Saturday FedEx came through with the correct passport, and I made another drive to JFK. I like my M-i-L, but was happy that she was on her way. I made a stop on Long Island at Post to pick up some orders, and made my way home. For dinner I braised some cabbage in white wine with some smoked pork chops, and roasted some beets (cleaning out fridge). The cooking wine was a $6 closeout, the 2000 Domaine Emilian Gillet "Quintaine" Macon-Villages. I was prepared for this to be over the hill, but it was actually quite lively. These Thevenet wines are probably the only Macons one could describe as exotic. This came across like the bastard child of a Coche-Dury (though not oaky) and a white Rhone. Intensely sweet fruit, but this is quite dry on finish- don't think there is RS. Honied pears and quince jam, decent acids for the superripe fruit, some mineral notes on finish. So unusual I am quite taken, though not something I would want to have as a dinner wine very often. I should have gotten more than 2, just so I could blind them on people and see what happens. An A as a curiosity, a B for me as a wine. Will be curious how it shows tonight.
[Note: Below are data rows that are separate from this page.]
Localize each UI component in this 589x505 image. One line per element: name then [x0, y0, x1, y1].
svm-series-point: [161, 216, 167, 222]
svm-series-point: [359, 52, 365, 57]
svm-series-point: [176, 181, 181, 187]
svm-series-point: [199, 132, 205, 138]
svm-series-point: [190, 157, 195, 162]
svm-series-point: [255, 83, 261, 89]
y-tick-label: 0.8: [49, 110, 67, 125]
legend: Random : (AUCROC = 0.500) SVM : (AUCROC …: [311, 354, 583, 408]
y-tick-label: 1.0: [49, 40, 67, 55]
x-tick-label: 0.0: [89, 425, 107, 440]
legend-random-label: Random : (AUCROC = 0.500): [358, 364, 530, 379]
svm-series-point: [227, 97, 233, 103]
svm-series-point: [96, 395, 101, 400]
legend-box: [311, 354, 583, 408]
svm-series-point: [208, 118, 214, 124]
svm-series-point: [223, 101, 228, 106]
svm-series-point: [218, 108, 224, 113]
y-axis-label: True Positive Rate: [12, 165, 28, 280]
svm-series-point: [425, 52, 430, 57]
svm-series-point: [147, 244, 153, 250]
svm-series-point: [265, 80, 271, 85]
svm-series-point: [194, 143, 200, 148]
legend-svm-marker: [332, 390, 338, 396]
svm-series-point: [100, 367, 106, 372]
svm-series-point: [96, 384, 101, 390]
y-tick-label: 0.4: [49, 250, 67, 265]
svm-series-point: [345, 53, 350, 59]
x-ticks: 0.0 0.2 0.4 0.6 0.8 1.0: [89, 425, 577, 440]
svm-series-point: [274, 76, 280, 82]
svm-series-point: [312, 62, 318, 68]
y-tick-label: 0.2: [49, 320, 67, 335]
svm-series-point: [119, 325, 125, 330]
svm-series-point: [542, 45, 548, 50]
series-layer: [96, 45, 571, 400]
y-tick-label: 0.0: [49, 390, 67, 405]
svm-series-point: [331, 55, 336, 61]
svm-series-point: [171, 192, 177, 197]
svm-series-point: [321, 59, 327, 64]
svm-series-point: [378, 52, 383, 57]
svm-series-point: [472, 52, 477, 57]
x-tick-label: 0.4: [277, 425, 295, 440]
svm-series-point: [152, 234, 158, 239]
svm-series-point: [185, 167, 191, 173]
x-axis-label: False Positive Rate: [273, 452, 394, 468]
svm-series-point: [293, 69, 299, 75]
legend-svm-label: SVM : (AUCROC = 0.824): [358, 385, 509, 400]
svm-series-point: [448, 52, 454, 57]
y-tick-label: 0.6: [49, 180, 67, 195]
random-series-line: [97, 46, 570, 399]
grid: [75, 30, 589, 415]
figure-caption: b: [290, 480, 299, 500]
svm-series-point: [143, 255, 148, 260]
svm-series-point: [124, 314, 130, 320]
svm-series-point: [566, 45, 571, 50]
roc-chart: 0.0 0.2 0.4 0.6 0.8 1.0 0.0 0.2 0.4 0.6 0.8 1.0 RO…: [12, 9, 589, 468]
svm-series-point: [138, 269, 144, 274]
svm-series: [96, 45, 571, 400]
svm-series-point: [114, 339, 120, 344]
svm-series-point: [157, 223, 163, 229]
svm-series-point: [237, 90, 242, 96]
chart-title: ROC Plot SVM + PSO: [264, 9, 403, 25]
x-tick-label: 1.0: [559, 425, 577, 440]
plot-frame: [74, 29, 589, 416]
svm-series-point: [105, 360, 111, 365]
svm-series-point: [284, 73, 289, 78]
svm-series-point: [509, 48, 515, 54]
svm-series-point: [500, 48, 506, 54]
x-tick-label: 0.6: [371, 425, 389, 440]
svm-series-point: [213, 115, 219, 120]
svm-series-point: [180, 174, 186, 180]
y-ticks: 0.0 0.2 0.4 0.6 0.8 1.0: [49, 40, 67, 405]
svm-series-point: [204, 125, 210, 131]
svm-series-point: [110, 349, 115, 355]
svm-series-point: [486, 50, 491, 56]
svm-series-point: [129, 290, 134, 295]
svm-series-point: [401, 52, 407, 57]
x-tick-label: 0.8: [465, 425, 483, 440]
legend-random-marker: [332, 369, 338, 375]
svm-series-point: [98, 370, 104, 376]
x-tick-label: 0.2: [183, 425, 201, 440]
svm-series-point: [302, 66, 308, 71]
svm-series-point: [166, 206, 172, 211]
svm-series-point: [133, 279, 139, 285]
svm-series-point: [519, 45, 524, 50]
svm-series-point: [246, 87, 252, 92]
For my actual dinner wine, I opened the 2007 Selbach-Oster Zeltinger Sonnenuhr Riesling Kabinett. This is one of the best '07s I've tried for my palate. Comes across as quite light (8.5 abv), yet there's a real concentration to the fruit core. Classic Mosel apple and slate, amazing length for a light wine, just enough sweetness. Creamy texture enlived by bright acids. I really like this. A-

Grade disclaimer: I'm a very easy grader, basically A is an excellent wine, B a good wine, C mediocre. Anything below C means I wouldn't drink at a party where it was only choice. Furthermore, I offer no promises of objectivity, accuracy, and certainly not of consistency.